Let’s talk strategies. For those of you with roommates or significant others who share food, the cooking-and-keeping-warm strategy I did above can work if you’re already in the routine of cooking most nights. You could also keep it cold instead by putting leftovers in the fridge. Either way, you’re staying out of the temperature DANGER ZONE. (As well as the Kenny Loggins DANGER ZONE.) And for some reason, just feeling like you are cooking for more than one person, even if that person isn’t physically there, can get you over the hump.

For those of you who live or eat alone, things are a little trickier because you don’t have another person depending on you (and therefore motivating you) to cook something every night. When I was single, I solved this problem by cooking once or twice on the weekend and freezing it in portions. I tell you this as someone who is not a fancy cook: it’s not as hard or as fussy as it sounds. I believe in cooking things in a single pot, if at all possible – especially since at the time, I lived in an apartment whose kitchen was a stove, a fridge, a sink, one rickety square foot of counter, and a cart I bought from Canadian Tire.
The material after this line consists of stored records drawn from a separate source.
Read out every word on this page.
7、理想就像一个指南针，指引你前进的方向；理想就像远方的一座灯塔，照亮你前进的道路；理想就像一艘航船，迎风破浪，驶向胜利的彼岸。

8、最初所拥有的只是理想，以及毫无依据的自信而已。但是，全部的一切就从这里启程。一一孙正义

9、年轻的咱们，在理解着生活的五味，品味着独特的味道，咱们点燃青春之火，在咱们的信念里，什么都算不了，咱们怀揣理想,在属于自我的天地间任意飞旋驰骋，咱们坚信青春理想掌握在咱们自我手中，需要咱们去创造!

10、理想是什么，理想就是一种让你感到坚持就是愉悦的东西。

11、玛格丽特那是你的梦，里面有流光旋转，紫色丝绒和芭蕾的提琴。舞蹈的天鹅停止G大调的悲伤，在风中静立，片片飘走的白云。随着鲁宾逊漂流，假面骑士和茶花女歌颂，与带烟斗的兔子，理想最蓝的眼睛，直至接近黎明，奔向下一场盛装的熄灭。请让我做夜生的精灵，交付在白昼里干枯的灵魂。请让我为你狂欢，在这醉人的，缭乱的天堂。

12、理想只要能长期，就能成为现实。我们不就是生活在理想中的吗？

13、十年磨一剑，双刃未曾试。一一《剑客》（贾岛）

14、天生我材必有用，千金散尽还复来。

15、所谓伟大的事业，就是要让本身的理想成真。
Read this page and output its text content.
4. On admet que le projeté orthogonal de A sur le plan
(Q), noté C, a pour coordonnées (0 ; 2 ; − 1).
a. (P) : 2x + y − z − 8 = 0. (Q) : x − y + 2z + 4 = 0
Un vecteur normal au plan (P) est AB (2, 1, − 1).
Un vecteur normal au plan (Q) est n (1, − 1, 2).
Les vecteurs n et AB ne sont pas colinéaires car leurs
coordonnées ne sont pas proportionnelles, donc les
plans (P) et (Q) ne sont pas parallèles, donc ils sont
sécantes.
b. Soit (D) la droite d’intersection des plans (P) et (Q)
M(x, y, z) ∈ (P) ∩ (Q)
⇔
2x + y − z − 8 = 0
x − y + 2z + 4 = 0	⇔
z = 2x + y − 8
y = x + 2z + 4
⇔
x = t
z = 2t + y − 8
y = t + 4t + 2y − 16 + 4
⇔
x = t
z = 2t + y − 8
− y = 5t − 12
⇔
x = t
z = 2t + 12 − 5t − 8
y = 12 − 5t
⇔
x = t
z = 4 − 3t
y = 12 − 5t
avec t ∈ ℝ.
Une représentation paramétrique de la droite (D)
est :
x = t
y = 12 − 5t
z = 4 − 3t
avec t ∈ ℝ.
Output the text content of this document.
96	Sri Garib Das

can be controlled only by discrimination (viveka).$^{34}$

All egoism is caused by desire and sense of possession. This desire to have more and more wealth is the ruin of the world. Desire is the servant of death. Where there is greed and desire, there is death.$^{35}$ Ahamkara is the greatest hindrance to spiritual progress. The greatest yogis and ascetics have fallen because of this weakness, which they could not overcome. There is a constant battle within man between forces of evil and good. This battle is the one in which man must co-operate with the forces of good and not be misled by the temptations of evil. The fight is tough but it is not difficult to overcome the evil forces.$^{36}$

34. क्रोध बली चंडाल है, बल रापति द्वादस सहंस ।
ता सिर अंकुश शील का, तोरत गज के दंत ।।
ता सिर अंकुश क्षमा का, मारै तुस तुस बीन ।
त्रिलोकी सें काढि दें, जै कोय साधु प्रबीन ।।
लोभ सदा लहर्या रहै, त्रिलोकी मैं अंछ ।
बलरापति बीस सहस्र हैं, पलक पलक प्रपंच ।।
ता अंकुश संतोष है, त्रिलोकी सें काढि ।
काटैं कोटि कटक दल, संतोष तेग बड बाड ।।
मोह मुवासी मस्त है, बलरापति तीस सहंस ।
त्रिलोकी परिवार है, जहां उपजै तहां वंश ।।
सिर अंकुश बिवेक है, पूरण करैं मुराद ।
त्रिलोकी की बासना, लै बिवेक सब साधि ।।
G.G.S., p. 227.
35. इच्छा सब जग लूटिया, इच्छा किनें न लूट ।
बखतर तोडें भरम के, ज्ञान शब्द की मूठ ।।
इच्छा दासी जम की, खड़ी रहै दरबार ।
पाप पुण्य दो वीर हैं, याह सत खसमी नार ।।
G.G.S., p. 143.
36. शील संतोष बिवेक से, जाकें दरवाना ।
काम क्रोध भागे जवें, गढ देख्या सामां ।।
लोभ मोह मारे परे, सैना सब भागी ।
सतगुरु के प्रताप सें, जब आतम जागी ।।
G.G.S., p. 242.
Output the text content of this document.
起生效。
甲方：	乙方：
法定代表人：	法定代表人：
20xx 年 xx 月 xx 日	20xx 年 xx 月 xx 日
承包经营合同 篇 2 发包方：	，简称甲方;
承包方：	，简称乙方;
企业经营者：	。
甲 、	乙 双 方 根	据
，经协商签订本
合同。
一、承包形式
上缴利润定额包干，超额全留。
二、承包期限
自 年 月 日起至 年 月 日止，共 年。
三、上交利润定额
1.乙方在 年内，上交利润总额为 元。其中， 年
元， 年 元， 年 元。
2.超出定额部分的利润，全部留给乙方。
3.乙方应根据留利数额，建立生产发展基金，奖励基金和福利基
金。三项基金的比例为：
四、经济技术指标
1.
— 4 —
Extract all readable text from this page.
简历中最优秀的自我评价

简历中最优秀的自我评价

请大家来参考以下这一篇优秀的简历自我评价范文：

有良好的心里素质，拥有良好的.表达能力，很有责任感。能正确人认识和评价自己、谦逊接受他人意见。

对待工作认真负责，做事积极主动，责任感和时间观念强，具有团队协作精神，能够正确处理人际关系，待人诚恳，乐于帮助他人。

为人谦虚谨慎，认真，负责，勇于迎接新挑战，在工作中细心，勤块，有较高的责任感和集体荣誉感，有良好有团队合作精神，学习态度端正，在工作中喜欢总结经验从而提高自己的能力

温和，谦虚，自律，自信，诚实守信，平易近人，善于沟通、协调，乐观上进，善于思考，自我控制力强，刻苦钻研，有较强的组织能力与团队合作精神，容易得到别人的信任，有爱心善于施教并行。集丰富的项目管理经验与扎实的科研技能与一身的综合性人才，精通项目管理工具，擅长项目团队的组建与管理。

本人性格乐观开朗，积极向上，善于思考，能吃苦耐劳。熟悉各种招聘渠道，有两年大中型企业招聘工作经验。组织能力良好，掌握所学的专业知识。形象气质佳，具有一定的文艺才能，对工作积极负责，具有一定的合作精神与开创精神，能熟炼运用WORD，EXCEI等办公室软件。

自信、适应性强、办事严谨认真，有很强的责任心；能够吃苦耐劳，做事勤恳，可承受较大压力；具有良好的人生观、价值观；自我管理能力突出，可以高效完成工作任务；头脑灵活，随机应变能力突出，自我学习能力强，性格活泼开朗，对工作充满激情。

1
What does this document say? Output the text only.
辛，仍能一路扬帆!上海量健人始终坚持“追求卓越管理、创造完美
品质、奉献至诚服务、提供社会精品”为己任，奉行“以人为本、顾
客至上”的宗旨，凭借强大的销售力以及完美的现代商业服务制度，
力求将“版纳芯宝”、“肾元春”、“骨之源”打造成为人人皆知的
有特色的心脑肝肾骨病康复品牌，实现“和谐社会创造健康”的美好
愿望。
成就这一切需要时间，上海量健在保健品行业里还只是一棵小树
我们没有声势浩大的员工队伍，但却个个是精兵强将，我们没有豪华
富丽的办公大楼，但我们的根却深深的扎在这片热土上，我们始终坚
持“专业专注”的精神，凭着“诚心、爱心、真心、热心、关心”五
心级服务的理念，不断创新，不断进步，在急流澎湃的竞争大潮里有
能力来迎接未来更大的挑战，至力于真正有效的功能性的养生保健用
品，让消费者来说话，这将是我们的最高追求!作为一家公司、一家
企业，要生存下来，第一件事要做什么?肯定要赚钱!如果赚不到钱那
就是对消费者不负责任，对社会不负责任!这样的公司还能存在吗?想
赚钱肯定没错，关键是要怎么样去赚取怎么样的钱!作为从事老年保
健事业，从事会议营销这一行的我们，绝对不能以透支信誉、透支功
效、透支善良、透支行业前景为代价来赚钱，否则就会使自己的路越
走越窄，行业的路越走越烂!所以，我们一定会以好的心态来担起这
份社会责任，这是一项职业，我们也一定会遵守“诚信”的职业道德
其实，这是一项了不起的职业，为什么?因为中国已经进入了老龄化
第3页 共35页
More importantly, it is worth it if you are sick of eating out or scrounging. I have five or so basic recipes that I learned can be frozen in portions and reheated rather well: Hoppin’ John with rice, Beans Bretonne with arborio rice, beef stew, creamed chicken and mushrooms with mashed potatoes, and chili con carne. These all have the advantage of being one-pot meals (oh, except the mashed potatoes), and several of them make good vegetarian recipes with small adjustments. I make them all in a Dutch oven.

The trick is to remind yourself that having a stash of frozen meals does not mean you are obligated to eat those meals every single day. If you pressure yourself with this, there will be resentment and tears, trust me. These meals are your safety net for when better plans (going out with a friend, getting a roasted chicken from the store, ordering a pizza) don’t materialize. You will never be in a situation where you regret having a few frozen meals stashed away. Eventually, you may even come to prefer your own cooking to ordering pizza. But only if you don’t force it. Intersperse eating them with your scrounging method of choice.

I still cook and freeze something every other week, so I can have a hot, homemade lunch during the weekdays, and for emergency dinners. In fact, I just finished a nice cup of chili, an apple and some rye bread for lunch. It was delicious. Furthermore, I made it spicy enough that my husband won’t go near it. TIGER BLOOD.

(I know Charlie Sheen jokes are very 2011, but I’m old and time moves more rapidly for me.)

Alright, so here’s where I ask for your input, like a good little blogger: I am a pretty uninspired, workmanlike cook, so I’m sure the rest of you have even more brilliant ideas for 1) convincing yourself you are worth the effort, and 2) using amazing Crock-Pot technologies to sink further into lazy debauchery. Go for it in comments.